Sufficiency – a corporate responsibility within sustainable business?
William Young and Frank Figge, University of Leeds, United Kingdom
There is nothing new about the debate over material sufficiency for individuals or resources sufficiency for companies, but the debate over the corporate responsibility of consumers' sufficiency is new. Fast food outlets such as McDonalds are being pressured into reducing the size of their unhealthy offerings such as burgers and fries, and offer healthier food such as salads and fruit. Pressure groups have long advocated a switch to green consumerism but are starting to change tactics to a message of reducing consumption patterns. The question that this workshop will address is if sufficiency is really a corporate responsibility within sustainable business?

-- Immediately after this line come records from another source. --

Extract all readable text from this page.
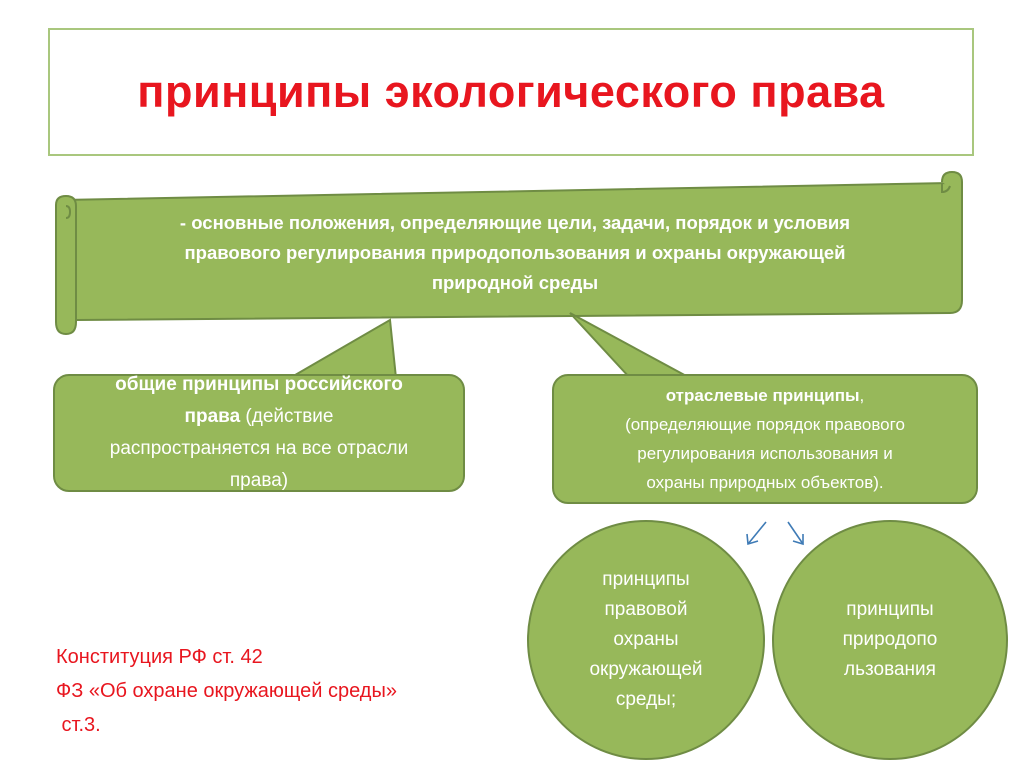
принципы экологического права
- основные положения, определяющие цели, задачи, порядок и условия
правового регулирования природопользования и охраны окружающей
природной среды
общие принципы российского
права (действие
распространяется на все отрасли
права)
отраслевые принципы,
(определяющие порядок правового
регулирования использования и
охраны природных объектов).
принципы
правовой
охраны
окружающей
среды;
принципы
природопо
льзования
Конституция РФ ст. 42
ФЗ «Об охране окружающей среды»
ст.3.
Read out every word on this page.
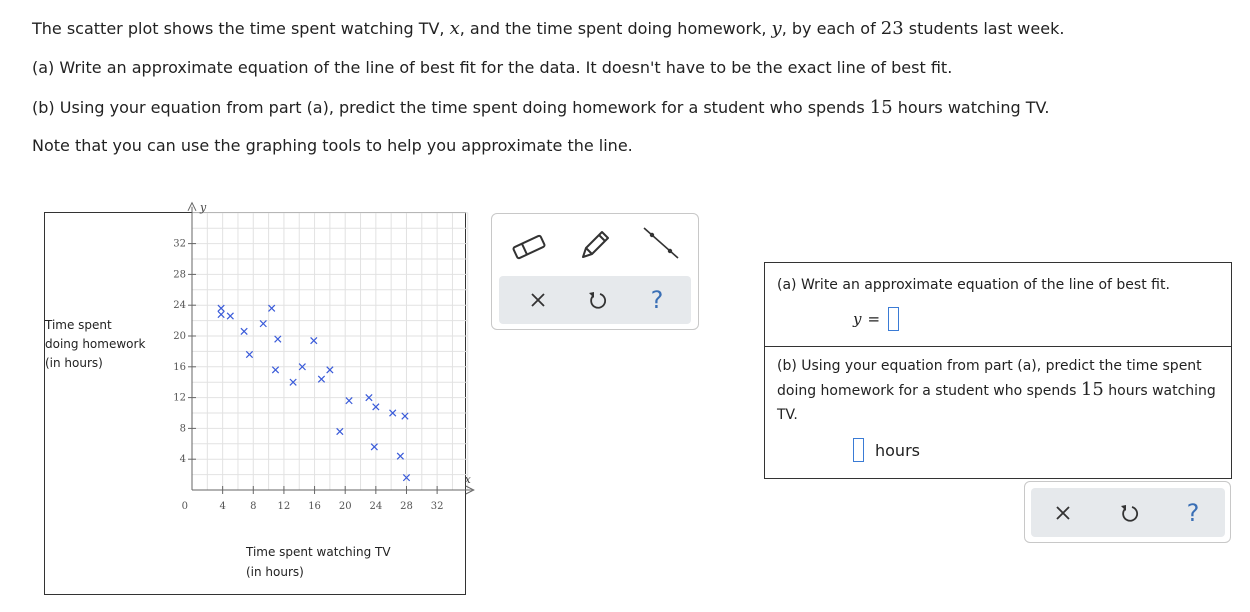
The scatter plot shows the time spent watching TV, x, and the time spent doing homework, y, by each of 23 students last week.
(a) Write an approximate equation of the line of best fit for the data. It doesn't have to be the exact line of best fit.
(b) Using your equation from part (a), predict the time spent doing homework for a student who spends 15 hours watching TV.
Note that you can use the graphing tools to help you approximate the line.
4 8 12 16 20 24 28 32
4
8
12
16
20
24
28
32
0
x
y
Time spent
doing homework
(in hours)
Time spent watching TV
(in hours)
?
(a) Write an approximate equation of the line of best fit.
y =
(b) Using your equation from part (a), predict the time spent
doing homework for a student who spends 15 hours watching
TV.
hours
?
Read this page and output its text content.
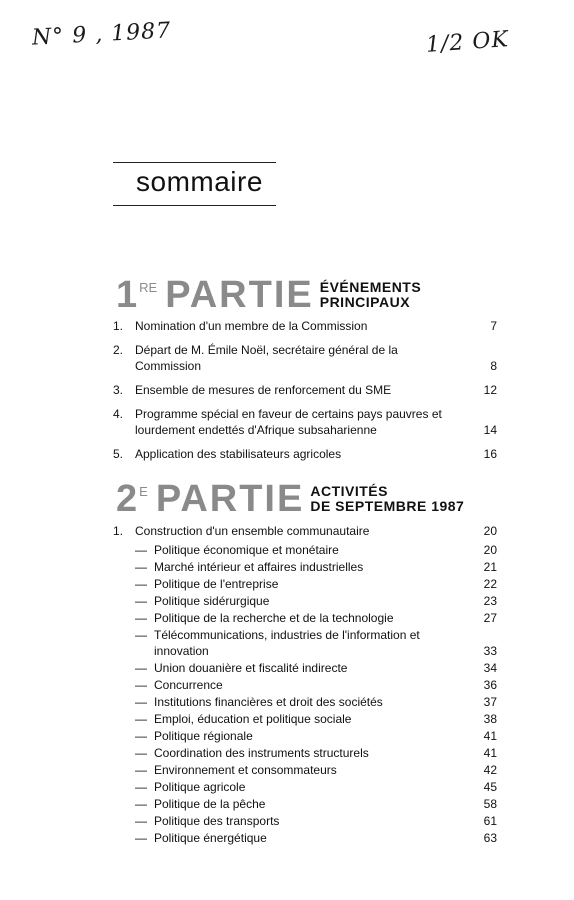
N° 9 , 1987	1/2 OK
sommaire
1 RE PARTIE ÉVÉNEMENTS
PRINCIPAUX
1. Nomination d'un membre de la Commission	7
2. Départ de M. Émile Noël, secrétaire général de la Commission	8
3. Ensemble de mesures de renforcement du SME	12
4. Programme spécial en faveur de certains pays pauvres et lourdement endettés d'Afrique subsaharienne	14
5. Application des stabilisateurs agricoles	16
2 E PARTIE ACTIVITÉS
DE SEPTEMBRE 1987
1. Construction d'un ensemble communautaire	20
— Politique économique et monétaire	20
— Marché intérieur et affaires industrielles	21
— Politique de l'entreprise	22
— Politique sidérurgique	23
— Politique de la recherche et de la technologie	27
— Télécommunications, industries de l'information et innovation	33
— Union douanière et fiscalité indirecte	34
— Concurrence	36
— Institutions financières et droit des sociétés	37
— Emploi, éducation et politique sociale	38
— Politique régionale	41
— Coordination des instruments structurels	41
— Environnement et consommateurs	42
— Politique agricole	45
— Politique de la pêche	58
— Politique des transports	61
— Politique énergétique	63
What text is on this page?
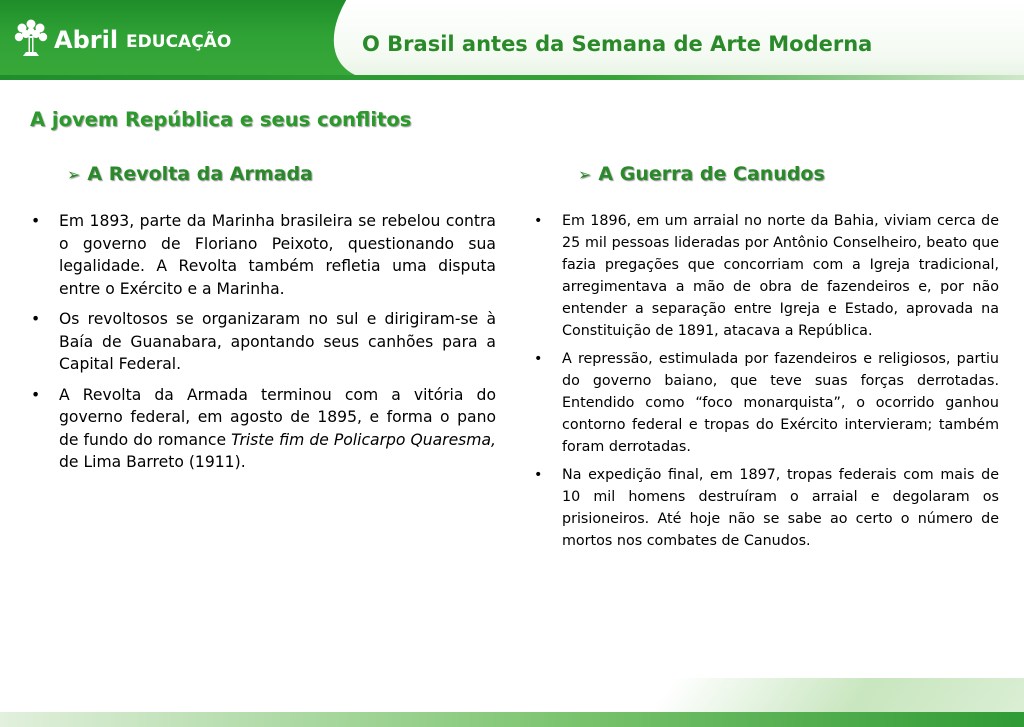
Abril EDUCAÇÃO	O Brasil antes da Semana de Arte Moderna
A jovem República e seus conflitos
➢ A Revolta da Armada	➢ A Guerra de Canudos
• Em 1893, parte da Marinha brasileira se rebelou contra o governo de Floriano Peixoto, questionando sua legalidade. A Revolta também refletia uma disputa entre o Exército e a Marinha.
• Os revoltosos se organizaram no sul e dirigiram-se à Baía de Guanabara, apontando seus canhões para a Capital Federal.
• A Revolta da Armada terminou com a vitória do governo federal, em agosto de 1895, e forma o pano de fundo do romance Triste fim de Policarpo Quaresma, de Lima Barreto (1911).
• Em 1896, em um arraial no norte da Bahia, viviam cerca de 25 mil pessoas lideradas por Antônio Conselheiro, beato que fazia pregações que concorriam com a Igreja tradicional, arregimentava a mão de obra de fazendeiros e, por não entender a separação entre Igreja e Estado, aprovada na Constituição de 1891, atacava a República.
• A repressão, estimulada por fazendeiros e religiosos, partiu do governo baiano, que teve suas forças derrotadas. Entendido como “foco monarquista”, o ocorrido ganhou contorno federal e tropas do Exército intervieram; também foram derrotadas.
• Na expedição final, em 1897, tropas federais com mais de 10 mil homens destruíram o arraial e degolaram os prisioneiros. Até hoje não se sabe ao certo o número de mortos nos combates de Canudos.
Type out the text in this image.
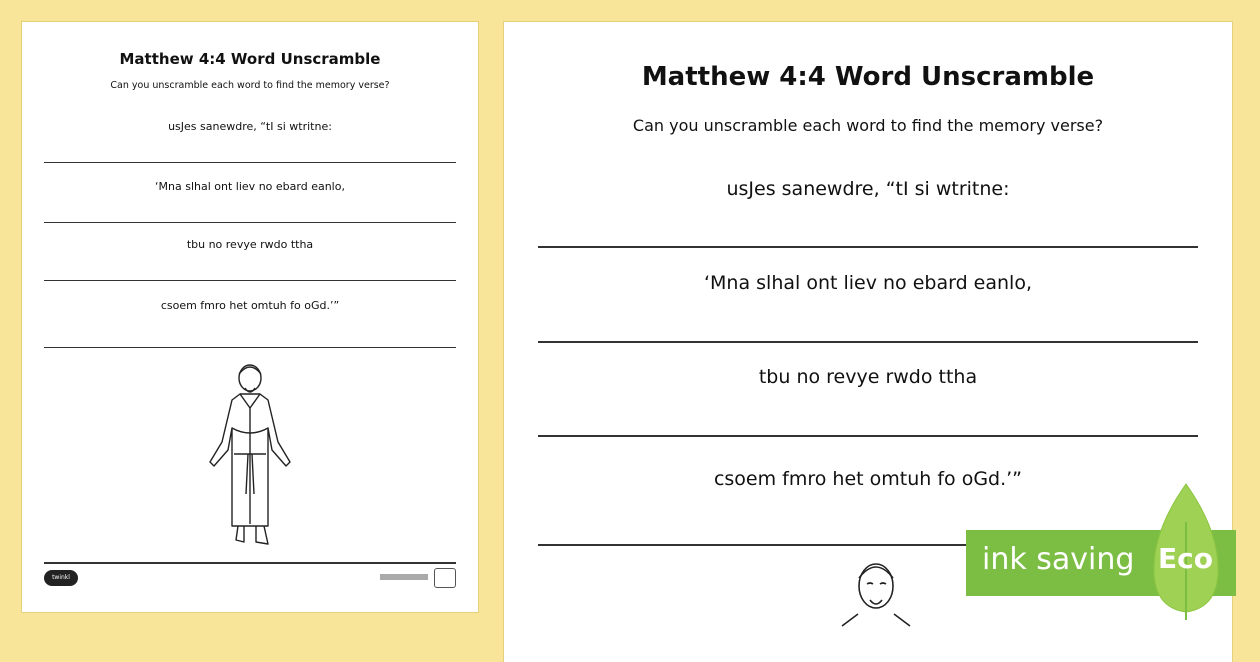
Matthew 4:4 Word Unscramble
Can you unscramble each word to find the memory verse?
usJes sanewdre, “tI si wtritne:
‘Mna slhal ont liev no ebard eanlo,
tbu no revye rwdo ttha
csoem fmro het omtuh fo oGd.’”
twinkl
Matthew 4:4 Word Unscramble
Can you unscramble each word to find the memory verse?
usJes sanewdre, “tI si wtritne:
‘Mna slhal ont liev no ebard eanlo,
tbu no revye rwdo ttha
csoem fmro het omtuh fo oGd.’”
ink saving Eco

Ultimately, sufficiency in terms of sustainable development and business is about reducing the environmental impact now and in the future, while also increasing the quality of life of individuals. Sufficiency, unlike efficiency, reduces the environmental impact by restricting output or value created. There is a big difference between companies irresponsibly promoting products, such as fatty foods to children and actually limiting the amount of a product a person can consume. For example, does selling chocolate go against the ‘sufficiency'? Chocolate companies (including fairtrade companies) certainly do not restrict/ration the number of bars of chocolate a customer can consume. They do not ‘educate' consumers on the harm of a high sugar diet or provide labelling beyond legally required. Does this mean that the company fails sustainable business because its product can have negative health impacts?